The one significant bright spot this year is that strong rains have brought an absolute bumper season. In northern Victoria herd sizes are up five per cent. Milk solids sold per cow are up eight per cent. There has been a 16 per cent increase in the average milk price, and 90 per cent of the farms surveyed by Agriculture Victoria reported a positive return on total assets up 40 per cent from last year.

But the outlook for the dairy industry in Australia and in Indi is indeed difficult. The industry is undergoing a significant restructure. In north-east Victoria the failure of Murray Goulburn Co-operative that began in 2016 had a serious impact on farmers, communities and our confidence in the Kiewa, Ovens and King valleys. Just last week Bega bought Lion Dairy for half a billion dollars. These huge shifts are part of a broad trend towards corporatisation of the dairy sector that raises huge challenges for family owned farms.

These huge challenges have been met head-on by one particular community—our community in the Alpine Valleys who have created their own cooperative, Mountain Milk. I pay tribute to the chairperson of that group, Stuart Crosthwaite. That group are committed to their cows and to the environment. The nature of dairy in the north-east valleys depends on family farmers such as those in Mountain Milk, because the physical presence of the valleys makes it hard to reach corporate scale. This means our local dairy farms are having to compete against massive corporate operations. On top of that, the outlook for trade with China both in dairy products and dairy heifers is obviously uncertain. The CSIRO projects that spring rainfall may decline in the Ovens Murray region by 36 per cent—all of this in an environment where the milk price has barely moved in years and where costs increasingly outstrip revenues.

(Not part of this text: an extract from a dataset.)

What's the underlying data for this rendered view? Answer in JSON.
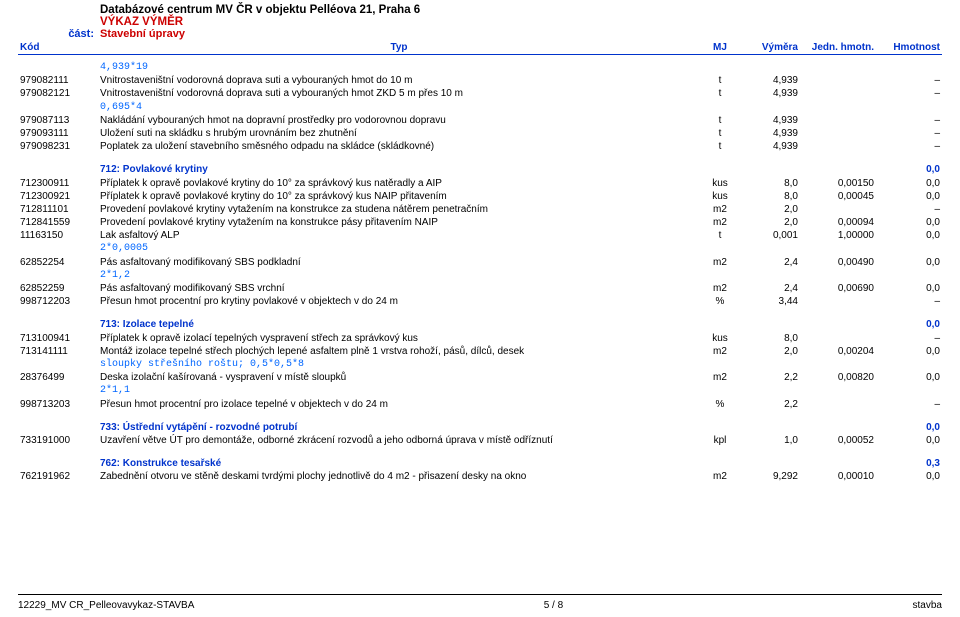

In 2019 the National Dairy Farmer Survey showed that just 270 among 800 farmers felt positive about their industry’s future. This was the sixth successive survey revealing declining sentiment in most dairy regions. The Australian dairy industry is the best in the world and we cannot let it wither. I believe the consultations held by John Brumby will play an important role in building a profitable, confident and united industry. In September, after a nationwide collaboration involving more than 1,500 farmers, processors, retailers and investors, Mr Brumby published the Australian Dairy Plan. That plan aims to reform the sector to increase profitability, produce an extra one billion litres of milk and restructure the dairy sector’s organisation.

I know that some dairy farmers are sceptical of the process or have lost faith entirely, but if we are truly to transform Australian dairy into a sustainable and profitable industry now and in the future then we need to come together in good faith to implement a comprehensive strategy. We need government to come to the table on making sure purchasers are paying a fair farm gate price. We need to do all we can to stabilise the climate and support our dairy farmers to adapt to the changes that are locked in. Dairy is the lifeblood of so many communities in regional Australia. We must do all we can to make sure it stays that way.